Many readers wrote in to criticize the prosecutors for letting Chang off the hook. In response, the prosecutors argued that it was the father who was accused of vote-buying, not Chang Sho-wen himself, thus nullifying the election was inconsistent with the law.
But now, the court has declared Chang’s election invalid. The verdict shows just how negligent Yunlin’s prosecutors were in handling the case.
Among the 295 legislative candidates who stood for 79 seats in local constituencies, 18 have been charged with criminal offenses related to vote-buying. Of these, six were elected and 12 were not. Prosecutors have launched proceedings against five of the six, calling for their elections to be annulled.
A proposal to amend the Public Officials Election and Recall Act (公職人員選舉罷免法) is on the agenda. The idea is to amend Article 127, which would annul an election after an unsuccessful second appeal instead of after an unsuccessful first appeal, as is the case now.
If the amendment were passed, it would allow elected officials suspected of vote-buying to serve out their terms as their cases drag on from one trial to another. The law as it stands is a thorn in the side of corrupt legislators, with its so-called “blitzkrieg clause” requiring that the verdict after the first appeal be final, and that the duration of each trial be limited to six months.
The effectiveness of the existing law can be seen from the fact that, among officials elected in 2005, 37 city and county councilors have been removed from their posts and replaced by runner-up candidates, while 14 city mayors, county commissioners and township mayors have been dismissed and replaced in by-elections.

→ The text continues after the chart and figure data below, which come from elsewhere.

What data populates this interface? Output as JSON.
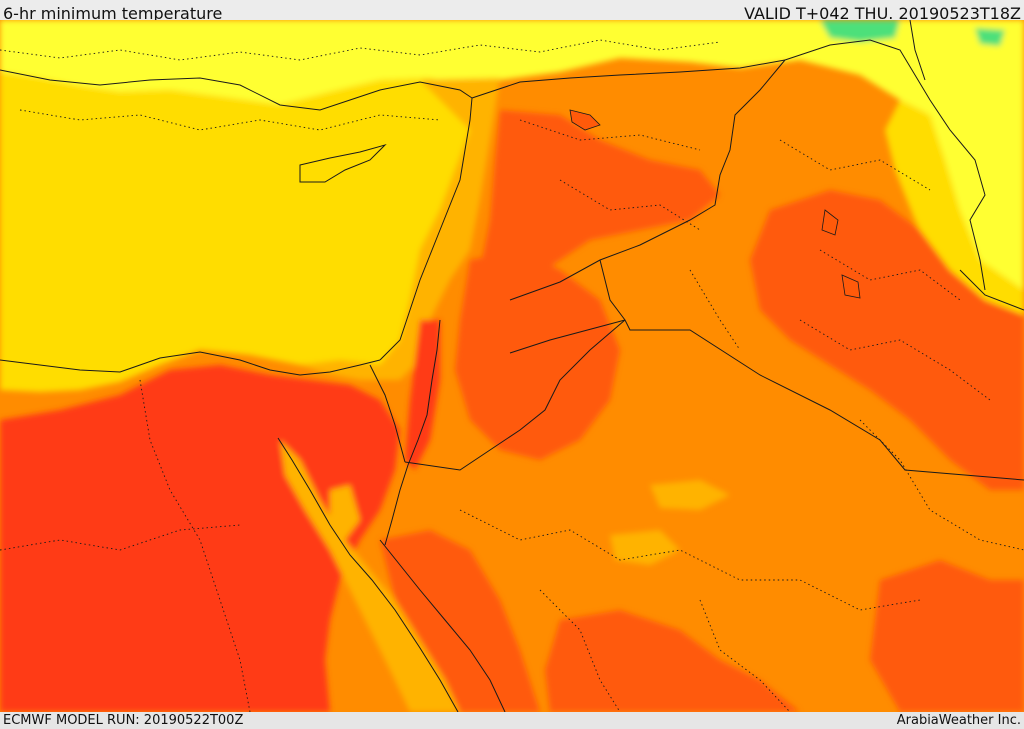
{
  "header": {
    "title": "6-hr minimum temperature",
    "valid": "VALID T+042 THU. 20190523T18Z"
  },
  "footer": {
    "model_run": "ECMWF MODEL RUN: 20190522T00Z",
    "credit": "ArabiaWeather Inc."
  },
  "map": {
    "palette": {
      "green": "#4ee07a",
      "light_yellow": "#ffff33",
      "yellow": "#ffdd00",
      "amber": "#ffb300",
      "orange": "#ff8c00",
      "dark_orange": "#ff5a0a",
      "red": "#ff3a12",
      "border": "#1a1a1a"
    }
  }
}
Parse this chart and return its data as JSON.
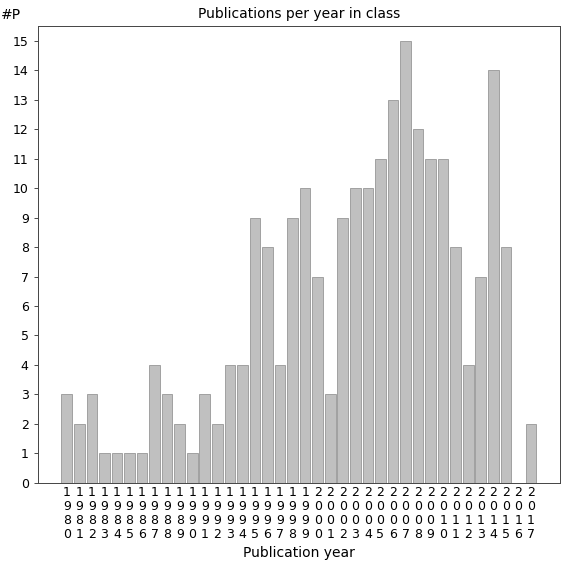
{
  "title": "Publications per year in class",
  "xlabel": "Publication year",
  "ylabel": "#P",
  "years": [
    1980,
    1981,
    1982,
    1983,
    1984,
    1985,
    1986,
    1987,
    1988,
    1989,
    1990,
    1991,
    1992,
    1993,
    1994,
    1995,
    1996,
    1997,
    1998,
    1999,
    2000,
    2001,
    2002,
    2003,
    2004,
    2005,
    2006,
    2007,
    2008,
    2009,
    2010,
    2011,
    2012,
    2013,
    2014,
    2015,
    2016,
    2017
  ],
  "values": [
    3,
    2,
    3,
    1,
    1,
    1,
    1,
    4,
    3,
    2,
    1,
    3,
    2,
    4,
    4,
    9,
    8,
    4,
    9,
    10,
    7,
    3,
    9,
    10,
    10,
    11,
    13,
    15,
    12,
    11,
    11,
    8,
    4,
    7,
    14,
    8,
    0,
    2
  ],
  "bar_color": "#c0c0c0",
  "bar_edge_color": "#888888",
  "ylim": [
    0,
    15.5
  ],
  "yticks": [
    0,
    1,
    2,
    3,
    4,
    5,
    6,
    7,
    8,
    9,
    10,
    11,
    12,
    13,
    14,
    15
  ],
  "figsize": [
    5.67,
    5.67
  ],
  "dpi": 100,
  "title_fontsize": 10,
  "axis_label_fontsize": 10,
  "tick_fontsize": 9
}
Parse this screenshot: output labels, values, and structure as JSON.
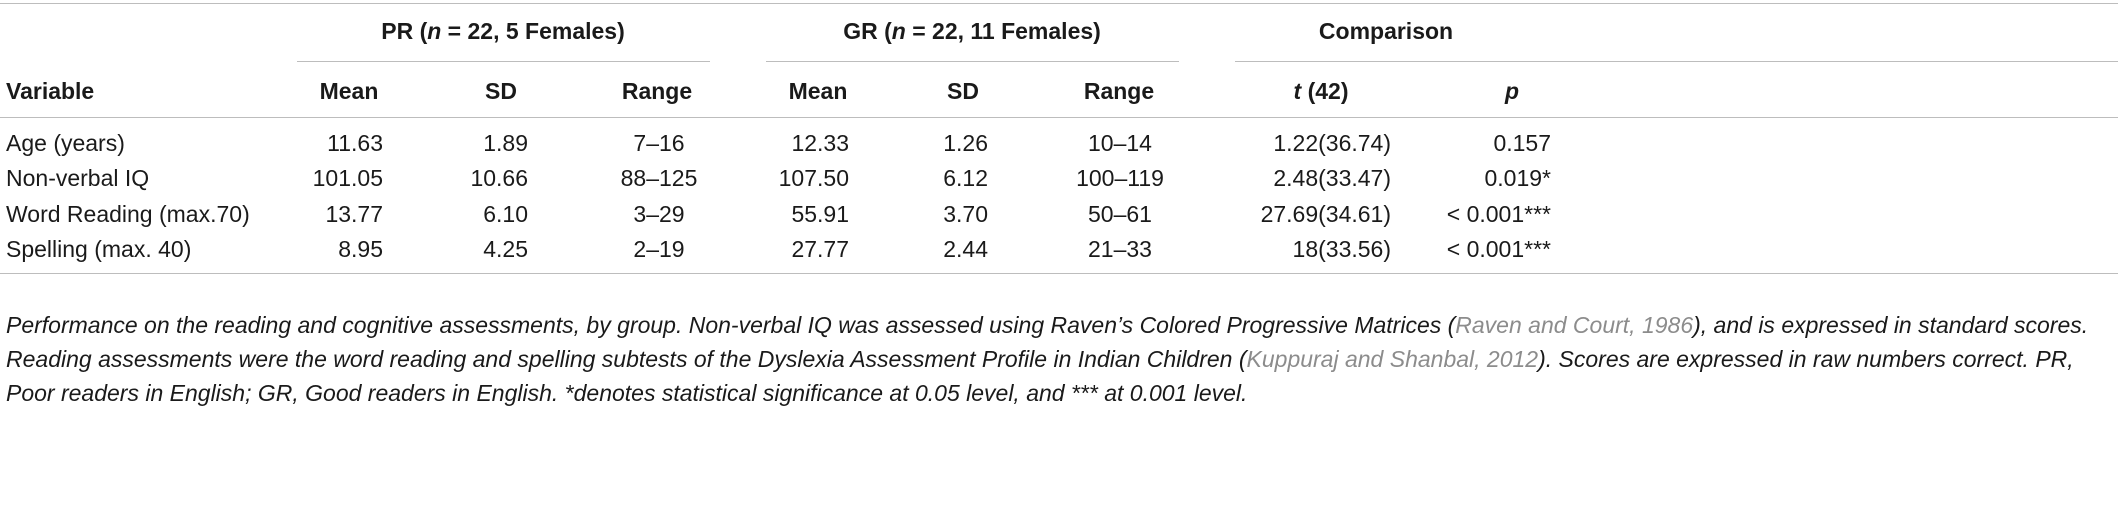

If the law is not amended, the 18 legislators and defeated candidates who are facing criminal charges will see their cases move to an appeal. If their convictions are upheld, the unsuccessful candidates will go to prison immediately, while those elected will be removed from their seats and then go to jail.
If the Act is changed so that cases limited to two trials are allowed one more appeal, the example of former Taichung City Council speaker Kuo Yen-sheng (郭晏生), which has dragged on for 13 years after he was accused of irregularities in 1995, will be commonplace. If vote-buying cases against elected officials cannot be resolved within their term of office, there would be little point in investigating anyone.
The Yunlin example shows that prosecutors need more education on probing vote-buying cases. The Ministry of Justice should investigate the handling of the Chang case to see if there is more to it than meets the eye.